Mme Colette Giudicelli . - La revalorisation de l'ADCS est un point positif, mais son niveau reste insuffisant. Que reste-t-il à une veuve après avoir payé son loyer et ses factures de gaz et d'électricité ? Elle ne leur permet pas d'avoir des conditions de vie décentes. Nous nous abstiendrons.

Mme Françoise Boog . - La présentation de la rapporteure a mis l'accent sur un point essentiel : la mémoire. Je viens d'un département, le Haut-Rhin, où nous cultivons le devoir de mémoire.

Dans ma commune se trouve un site militaire où se déroule la JDC : il accueille plus de 8 000 jeunes par an. Cette JDC est déjà courte, je ne pense pas qu'il faille la surcharger. Au contraire, il faut préserver son objectif premier, qui est l'entretien du lien entre la Nation et son armée. Les partenariats ne doivent pas être multipliés et il faut plutôt insister sur les valeurs de la citoyenneté.

M. Yves Daudigny . - Mon département, l'Aisne, est celui qui a subi le plus de dommages durant la Première Guerre mondiale. Je salue donc le discours du Président de la République du 7 novembre dernier ainsi que les initiatives prises par le Gouvernement pour la commémoration de ce centenaire. Un excellent partenariat s'est instauré entre le GIP et les territoires. Son processus de labellisation lui permet d'apporter un soutien moral et surtout financier aux initiatives portées par les collectivités. Je me félicite qu'un large consensus se soit formé autour de cet anniversaire.

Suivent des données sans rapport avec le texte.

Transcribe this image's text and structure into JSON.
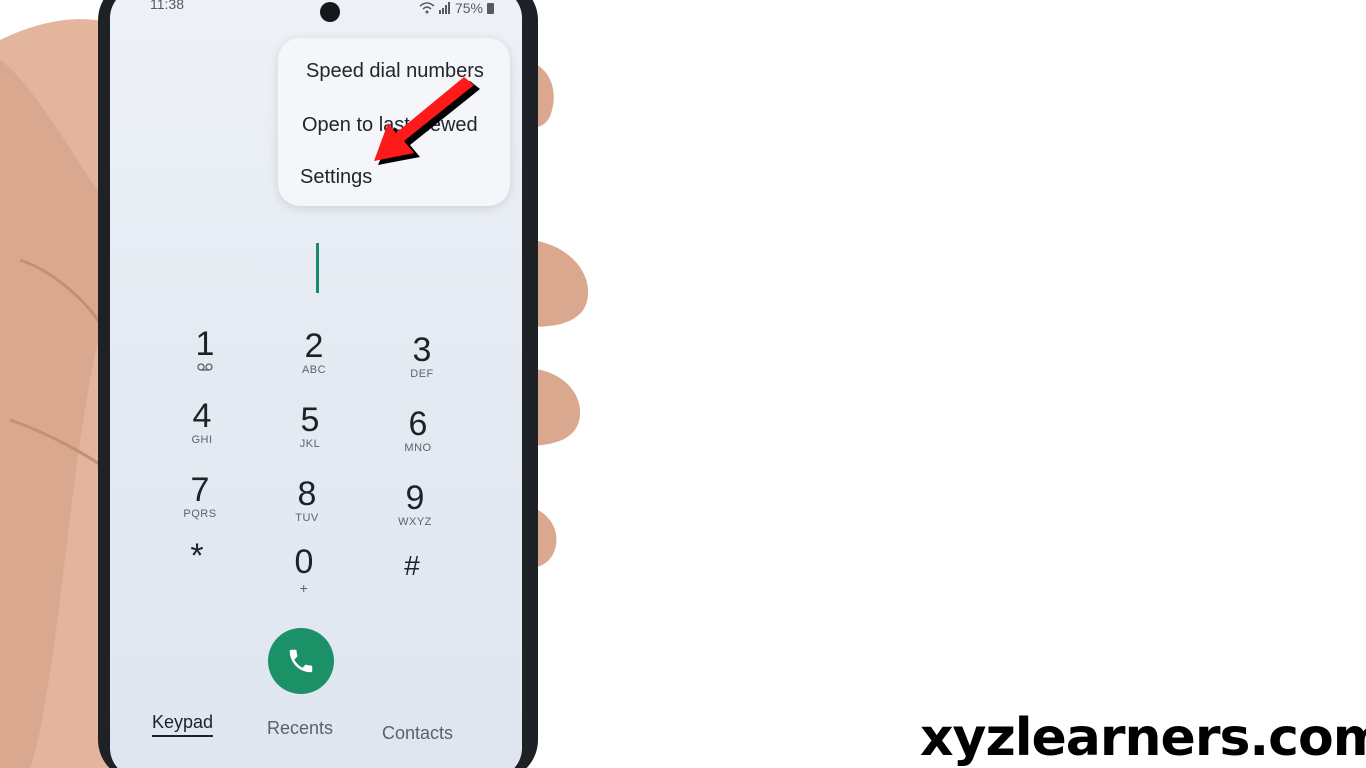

Mme Annie David, présidente . - Je m'associe aux propos d'Yves Daudigny concernant les commémorations, bien que mon département ait été plus marqué par la Seconde Guerre mondiale. Il s'agit d'un moment de mémoire et de recueillement dont la portée dépasse largement nos frontières. J'ai ainsi été étonnée de découvrir récemment l'importance, pour les Australiens et les Néo-zélandais, du centenaire de la Première Guerre mondiale et de leur implication dans ce conflit.

Mme Gisèle Printz, rapporteure pour avis . - Pour répondre à Catherine Deroche, la JDC a un coût de 93 millions d'euros par an. Si certains peuvent être nostalgiques du service militaire, le retour en arrière est impossible. La JDC permet de rappeler aux jeunes qu'ils font partie d'un ensemble et de leur faire découvrir les autres, les confronter aux différences. C'est en cela un outil de lutte contre le racisme. Elle est également un moment apprécié de découverte de nos armées.

La revalorisation de l'ADCS est bien évidemment une mesure très importante. Par ailleurs, tous les départements qui ont connu la guerre partagent un point commun : l'attachement aux commémorations et au devoir de mémoire.

La commission émet un avis favorable à l'adoption des crédits de la mission « Anciens combattants, mémoire et liens avec la Nation ».